## REGEX

A single expression, commonly called a regex, is a string
formed according to the regular expression language.

### Regular Expressions
Regular expressions provide a flexible way to search or match (often more complex)
string patterns in text. 

### re-module:
re module functions fall into three categories:

1) pattern matching,

2) substitution,

3) splitting.


### Uses of Regex 
Naturally these are all related; a regex describes a pattern to locate in the
text, which can then be used for many purposes. Let’s look at a simple example:

suppose we wanted to split a string with a variable number of whitespace characters
(tabs, spaces, and newlines).

##### eg text = "foo bar\t baz \tqux"

In [39]:
import re
import pandas as pd
import numpy as np
text="foo bar\t baz \tqux"

In [2]:
re.split('\s+',text)

['foo', 'bar', 'baz', 'qux']

### Compiling regex 

You can compile the regex yourself
with re.compile, forming a reusable regex object:

In [3]:
regex=re.compile('\s+')

In [4]:
regex.split(text)

['foo', 'bar', 'baz', 'qux']

## 1) Regex all patterns matching

instead, you wanted to get a list of all patterns matching the regex, you can use the
findall method:

In [5]:
regex.findall(text)

[' ', '\t ', ' \t']

### Regex Object

Creating a regex object with re.compile is highly recommended if you intend to
apply the same expression to many strings; 

-doing so will save CPU cycles.

-match and search are closely related to findall.
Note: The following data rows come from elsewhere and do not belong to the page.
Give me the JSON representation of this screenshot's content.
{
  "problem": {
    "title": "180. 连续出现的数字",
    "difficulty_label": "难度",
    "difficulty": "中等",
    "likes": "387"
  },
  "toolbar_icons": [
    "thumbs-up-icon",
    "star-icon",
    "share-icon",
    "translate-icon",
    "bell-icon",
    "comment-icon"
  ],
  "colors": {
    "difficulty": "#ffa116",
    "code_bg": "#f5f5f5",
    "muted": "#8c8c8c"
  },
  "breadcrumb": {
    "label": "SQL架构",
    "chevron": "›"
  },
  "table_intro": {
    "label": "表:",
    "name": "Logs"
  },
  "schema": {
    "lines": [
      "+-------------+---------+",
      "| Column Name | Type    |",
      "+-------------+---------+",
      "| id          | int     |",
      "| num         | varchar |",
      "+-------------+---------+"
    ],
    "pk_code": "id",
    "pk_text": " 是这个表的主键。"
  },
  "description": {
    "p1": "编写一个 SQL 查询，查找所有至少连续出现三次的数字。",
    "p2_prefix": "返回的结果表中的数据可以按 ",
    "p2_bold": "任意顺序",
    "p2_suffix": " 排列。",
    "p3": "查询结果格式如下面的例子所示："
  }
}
-While findall returns all matches
in a string, 

-search returns only the first match.

-More rigidly, match only matches at
the beginning of the string.

In [6]:
text = """Dave dave@google.com
Steve steve@gmail.com
Rob rob@gmail.com
Ryan ryan@yahoo.com
"""

In [7]:
# regex.findall(text)

In [8]:
pattern = r'[A-Z0-9._%+-]+@[A-Z0-9.-]+\.[A-Z]{2,4}'

In [9]:
regex=re.compile(pattern,flags=re.IGNORECASE)

In [10]:
regex.findall(text)

['dave@google.com', 'steve@gmail.com', 'rob@gmail.com', 'ryan@yahoo.com']

## 2a) Search

search returns a special match object for the first email address in the text. 

For the preceding regex, the match object can only tell us the start and end position of the
pattern in the string:

In [11]:
m = regex.search(text)
m

<_sre.SRE_Match object; span=(5, 20), match='dave@google.com'>

In [12]:
text[m.start():m.end()]

'dave@google.com'

regex.match returns None, as it only will match if the pattern occurs at the start of the
string:

In [13]:
print(regex.match(text))

None


## 2)b SUBSTITUTION:

#### Relatedly, sub will return a new string with occurrences of the pattern replaced by the a new string:

In [14]:
print(regex.sub('REDACTED',text))

Dave REDACTED
Steve REDACTED
Rob REDACTED
Ryan REDACTED



## 3)SEGMENTATION

Suppose you wanted to find email addresses and simultaneously segment each
address into its three components:

username, 

domain name, 

and domain suffix. 

To do this, put parentheses around the parts of the pattern to segment:

In [15]:
pattern = r'([A-Z0-9._%+-]+)@([A-Z0-9.-]+)\.([A-Z]{2,4})'

In [16]:
regex=re.compile(pattern,flags=re.IGNORECASE)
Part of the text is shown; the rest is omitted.